Der CLARITY Act als Schlüssel zur Zukunft
Ein zentraler Bestandteil dieser Diskussion ist der CLARITY Act. Garlinghouse betont, dass dieser Gesetzesentwurf entscheidend bleibt, um langfristige rechtliche Sicherheit für die Branche zu gewährleisten. Ohne klare gesetzliche Regelungen könnten zukünftige Entwicklungen, selbst wenn sie heute positiv erscheinen, schnell wieder untergraben werden. „Ein interpretatives Release von Regulierungsbehörden kann zurückgenommen werden, während ein Gesetz nicht einfach so wieder verschwinden kann“, so Garlinghouse. Er warnt davor, dass die Unsicherheiten zurückkehren könnten, falls sich die politischen Verhältnisse ändern.
Die Frustration über die gegenwärtige Regulierungslandschaft könnte tatsächlich zu einem Durchbruch führen. Garlinghouse merkt an, dass die politischen Entscheidungsträger unter Druck stehen, den Gesetzentwurf voranzubringen, da es ein begrenztes Zeitfenster gibt. Diese Frustration könnte dazu führen, dass Politiker bereit sind, Kompromisse einzugehen, was für die Kryptoindustrie von entscheidender Bedeutung ist.
Gemeinsame Erklärung von SEC und CFTC
Ein weiterer Lichtblick in der aktuellen Situation ist die kürzliche gemeinsame Erklärung von SEC und CFTC, die Bitcoin, Ethereum, XRP und 13 andere digitale Assets als Waren klassifiziert. Garlinghouse bezeichnete dies als bahnbrechende Entwicklung, die das Ende des „Lawfare“ gegen die Kryptoindustrie markieren könnte. Diese koordinierte Anstrengung zwischen den Regulierungsbehörden ist selten und könnte einen Wendepunkt für die Branche darstellen.
Der CEO von Ripple bleibt optimistisch bezüglich des CLARITY Act, auch wenn seine Zuversicht seit Februar gesunken ist. Damals schätzte er die Chancen auf eine Verabschiedung bis April auf 90 Prozent. Jetzt zeigt sich, dass der Senat unter Druck steht, die Krypto-Gesetzgebung zügig zu behandeln, bevor der Gesetzentwurf möglicherweise bis nach den Midterm-Wahlen 2026 auf Eis gelegt wird.
Ein Blick in die Zukunft
Garlinghouse fordert klare Krypto-Regulierungen, um Verwirrung bei Unternehmen und Börsen zu vermeiden. Der Mangel an Klarheit hat nicht nur Innovation, sondern auch das Vertrauen im US-Kryptomarkt erschwert. Es bleibt abzuwarten, ob der Druck aus Washington ausreicht, um den CLARITY Act tatsächlich auf den Weg zu bringen und somit die Weichen für eine geregelte Zukunft der Kryptowährungen zu stellen.

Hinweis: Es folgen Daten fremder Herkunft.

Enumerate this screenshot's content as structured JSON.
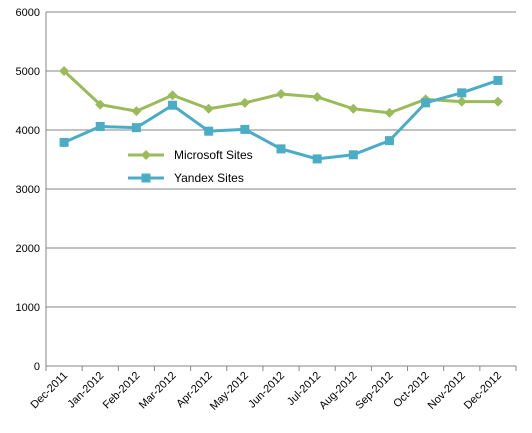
{
  "chart_data": {
    "type": "line",
    "title": "",
    "xlabel": "",
    "ylabel": "",
    "categories": [
      "Dec-2011",
      "Jan-2012",
      "Feb-2012",
      "Mar-2012",
      "Apr-2012",
      "May-2012",
      "Jun-2012",
      "Jul-2012",
      "Aug-2012",
      "Sep-2012",
      "Oct-2012",
      "Nov-2012",
      "Dec-2012"
    ],
    "ylim": [
      0,
      6000
    ],
    "yticks": [
      "0",
      "1000",
      "2000",
      "3000",
      "4000",
      "5000",
      "6000"
    ],
    "grid": true,
    "legend_position": "center-left",
    "series": [
      {
        "name": "Microsoft Sites",
        "color": "#9bbb59",
        "marker": "diamond",
        "values": [
          5000,
          4430,
          4320,
          4590,
          4360,
          4460,
          4610,
          4560,
          4360,
          4290,
          4520,
          4480,
          4480
        ]
      },
      {
        "name": "Yandex Sites",
        "color": "#4bacc6",
        "marker": "square",
        "values": [
          3790,
          4060,
          4040,
          4420,
          3980,
          4010,
          3680,
          3510,
          3580,
          3820,
          4460,
          4630,
          4840
        ]
      }
    ]
  }
}
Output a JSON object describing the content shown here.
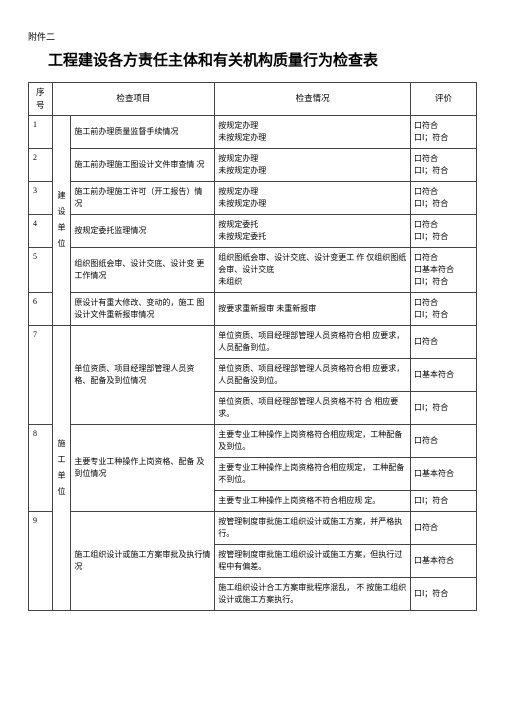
{
  "attachment": "附件二",
  "title": "工程建设各方责任主体和有关机构质量行为检查表",
  "header": {
    "seq": "序号",
    "unit": "",
    "item": "检查项目",
    "check": "检查情况",
    "eval": "评价"
  },
  "unit_labels": {
    "build": "建\n设\n单\n位",
    "construct": "施\n工\n单\n位"
  },
  "rows": [
    {
      "seq": "1",
      "item": "施工前办理质量监督手续情况",
      "check": "按规定办理\n未按规定办理",
      "eval": "口符合\n口Ⅰ；符合"
    },
    {
      "seq": "2",
      "item": "施工前办理施工图设计文件审查情 况",
      "check": "按规定办理\n未按规定办理",
      "eval": "口符合\n口Ⅰ；符合"
    },
    {
      "seq": "3",
      "item": "施工前办理施工许可（开工报告）情 况",
      "check": "按规定办理\n未按规定办理",
      "eval": "口符合\n口Ⅰ；符合"
    },
    {
      "seq": "4",
      "item": "按规定委托监理情况",
      "check": "按规定委托\n未按规定委托",
      "eval": "口符合\n口Ⅰ；符合"
    },
    {
      "seq": "5",
      "item": "组织图纸会审、设计交底、设计变 更工作情况",
      "check": "组织图纸会审、设计交底、设计变更工 作 仅组织图纸会审、设计交底\n未组织",
      "eval": "口符合\n口基本符合\n口Ⅰ；符合"
    },
    {
      "seq": "6",
      "item": "原设计有重大修改、变动的，施工 图设计文件重新报审情况",
      "check": "按要求重新报审 未重新报审",
      "eval": "口符合\n口Ⅰ；符合"
    },
    {
      "seq": "7",
      "item": "单位资质、项目经理部管理人员资 格、配备及到位情况",
      "checks": [
        "单位资质、项目经理部管理人员资格符合相 应要求，人员配备到位。",
        "单位资质、项目经理部管理人员资格符合相 应要求，人员配备没到位。",
        "单位资质、项目经理部管理人员资格不符 合 相应要求。"
      ],
      "evals": [
        "口符合",
        "口基本符合",
        "口Ⅰ；符合"
      ]
    },
    {
      "seq": "8",
      "item": "主要专业工种操作上岗资格、配备 及到位情况",
      "checks": [
        "主要专业工种操作上岗资格符合相应规定，工种配备及到位。",
        "主要专业工种操作上岗资格符合相应规定， 工种配备不到位。",
        "主要专业工种操作上岗资格不符合相应规 定。"
      ],
      "evals": [
        "口符合",
        "口基本符合",
        "口Ⅰ；符合"
      ]
    },
    {
      "seq": "9",
      "item": "施工组织设计或施工方案审批及执行情况",
      "checks": [
        "按管理制度审批施工组织设计或施工方案，并严格执行。",
        "按管理制度审批施工组织设计或施工方案，但执行过程中有偏差。",
        "施工组织设计合工方案审批程序混乱，   不 按施工组织设计或施工方案执行。"
      ],
      "evals": [
        "口符合",
        "口基本符合",
        "口Ⅰ；符合"
      ]
    }
  ]
}
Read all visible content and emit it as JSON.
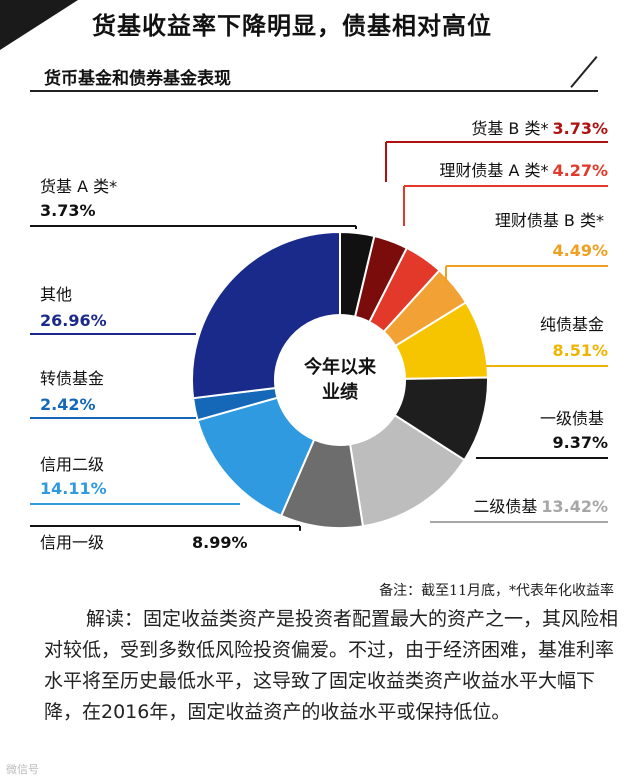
{
  "header": {
    "title": "货基收益率下降明显，债基相对高位",
    "subtitle": "货币基金和债券基金表现"
  },
  "chart_data": {
    "type": "pie",
    "variant": "donut",
    "center_label": [
      "今年以来",
      "业绩"
    ],
    "slices": [
      {
        "name": "货基 A 类*",
        "value": 3.73,
        "label": "3.73%",
        "color": "#111111",
        "value_color": "#111111",
        "side": "left"
      },
      {
        "name": "货基 B 类*",
        "value": 3.73,
        "label": "3.73%",
        "color": "#7a0c0c",
        "value_color": "#b01010",
        "side": "right"
      },
      {
        "name": "理财债基 A 类*",
        "value": 4.27,
        "label": "4.27%",
        "color": "#e3392a",
        "value_color": "#e3392a",
        "side": "right"
      },
      {
        "name": "理财债基 B 类*",
        "value": 4.49,
        "label": "4.49%",
        "color": "#f2a234",
        "value_color": "#f0a020",
        "side": "right"
      },
      {
        "name": "纯债基金",
        "value": 8.51,
        "label": "8.51%",
        "color": "#f7c500",
        "value_color": "#f0b400",
        "side": "right"
      },
      {
        "name": "一级债基",
        "value": 9.37,
        "label": "9.37%",
        "color": "#1e1e1e",
        "value_color": "#111111",
        "side": "right"
      },
      {
        "name": "二级债基",
        "value": 13.42,
        "label": "13.42%",
        "color": "#bdbdbd",
        "value_color": "#a6a6a6",
        "side": "right"
      },
      {
        "name": "信用一级",
        "value": 8.99,
        "label": "8.99%",
        "color": "#6d6d6d",
        "value_color": "#111111",
        "side": "left"
      },
      {
        "name": "信用二级",
        "value": 14.11,
        "label": "14.11%",
        "color": "#2f9ae0",
        "value_color": "#2f9ae0",
        "side": "left"
      },
      {
        "name": "转债基金",
        "value": 2.42,
        "label": "2.42%",
        "color": "#1568b8",
        "value_color": "#1568b8",
        "side": "left"
      },
      {
        "name": "其他",
        "value": 26.96,
        "label": "26.96%",
        "color": "#1a2a8a",
        "value_color": "#1a2a8a",
        "side": "left"
      }
    ]
  },
  "note": "备注：截至11月底，*代表年化收益率",
  "explanation": "解读：固定收益类资产是投资者配置最大的资产之一，其风险相对较低，受到多数低风险投资偏爱。不过，由于经济困难，基准利率水平将至历史最低水平，这导致了固定收益类资产收益水平大幅下降，在2016年，固定收益资产的收益水平或保持低位。",
  "watermark": "微信号"
}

Insgesamt zeigt sich, dass die Kryptoindustrie, trotz aller Herausforderungen, in einem dynamischen Prozess steckt. Die Entwicklungen rund um den CLARITY Act und die Zusammenarbeit zwischen SEC und CFTC könnten der Schlüssel sein, um das Vertrauen in den amerikanischen Kryptomarkt zurückzugewinnen und eine klare, zukunftsweisende Regulierung zu schaffen.